Imam Ibnu Katsir dalam tafsirnya mengatakan
bahwa tidak dilarang kalau memanggil seseorang dengan sebutan "anak".
Yang dalam bahasa Arab disebut dengan "Bunayya", (anakku).
Ini tidak dilarang jikalau maksudnya untuk
sebutan kasih sayang dan bukan penetapan nasab. (Tafsir Ibnu Katsir, tafsir
Al-Ahzab ayat 5).
Karena Nabi saw
juga pernah diririwayatkan dalam sebuah hadits yang shahih riwayat Imam Muslim,
bahwa Beliau saw memanggil Anas bin Malik dengan sebutan "Ya Bunayya"
(wahai anakku).
3. Sudah Menjadi
'Urf (kebiasaan)
Sudah bukan hal
yang tabu lagi dalam waktu belakangan ini bahkan sejak dahuku kala, bahwa
banyak istri yang menyematkan nama suaminya di belakang namanya sendiri. Dan
itu kebiasaan banyak negara, bukan cuma Indonesia.
Walaupun memang
kita tahu bahwa itu adat Barat, tapi apa yag datang dari barat bukan berarti
negatif dan harus ditinggal.
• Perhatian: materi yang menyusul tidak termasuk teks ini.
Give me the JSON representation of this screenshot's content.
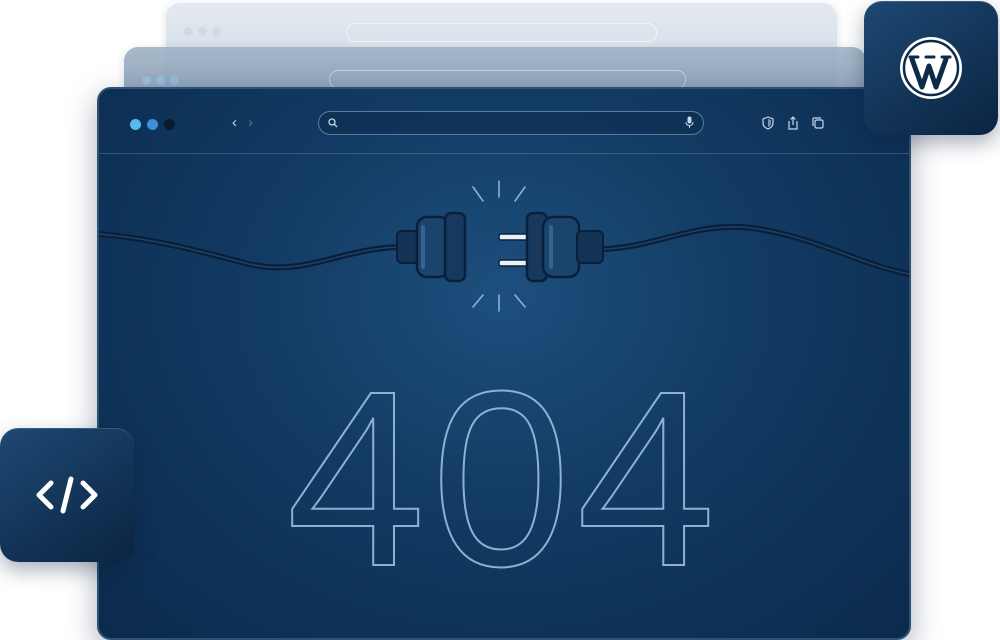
{
  "browser": {
    "dots": [
      "#5bb8ef",
      "#3a8fd8",
      "#0b1a2e"
    ],
    "address_bar": {
      "value": "",
      "placeholder": ""
    },
    "nav": {
      "back": "‹",
      "forward": "›"
    },
    "tools": [
      "shield-icon",
      "share-icon",
      "tabs-icon"
    ]
  },
  "content": {
    "error_code": "404"
  },
  "badges": {
    "left": "code-icon",
    "right": "wordpress-icon"
  },
  "colors": {
    "accent": "#5bb8ef",
    "background": "#123a62",
    "outline": "#8fb0d2"
  }
}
Kalau memang tidak melanggar syariah yaa tidak
masalah.
Penyematan nama
suami atau keluarga suami di belakang nama istri sudah menjadi kebiasaan yang
sepertinya orang tidak lagi aneh. Orang ketika membaca nama si wanita itu akan
mengerti bahwa dibalakang namanya itu nama suaminya.
Penyematan nama
suami juga tidak berarti bahwa si suami itu ayahnya si wanita. Dan tidak juga
membatalkan statusnya seorag anak dari ayah kandungnya yang asli. Semua orang
sudah biasa dengan keadaan ini.
Sama sekali tidak
ada yang beranggapan bahwa nama di belakang itu nama ayah kandung. Pasti ketika
baca, orang masih akan bertanya "siapa ayahnya?", ini kan bukti bahwa
penyematan itu bukan berarti pe-nasab-an.
Di Indonesia ini
yang hampir semua orang bernama lebih dari satu kata. Susunan kata yang lebih
dari satu itu kan tidak berarti bahwa nama kedua itu nama ayahnya. Tapi nama
kedua itu masih nama dia sebagai orang yang satu.
Terlebih lagi di
Indonesia itu kita sering memanggil seorang istri dengan nama suaminya. Namanya
Maryati. Tapi karena suaminya namanya Budi, ia pun dipanggil Bu Budi. Padahal
kita tahu bahwa nama aslinya bukan Budi. Itu semua kan tidak berarti bahwa nasabnya
berubah. Tanpa dijelaskan semua tahu itu.
Namun,
jika tidak perlu menyematkan nama suami di belakang istri itu tentu lebih aman.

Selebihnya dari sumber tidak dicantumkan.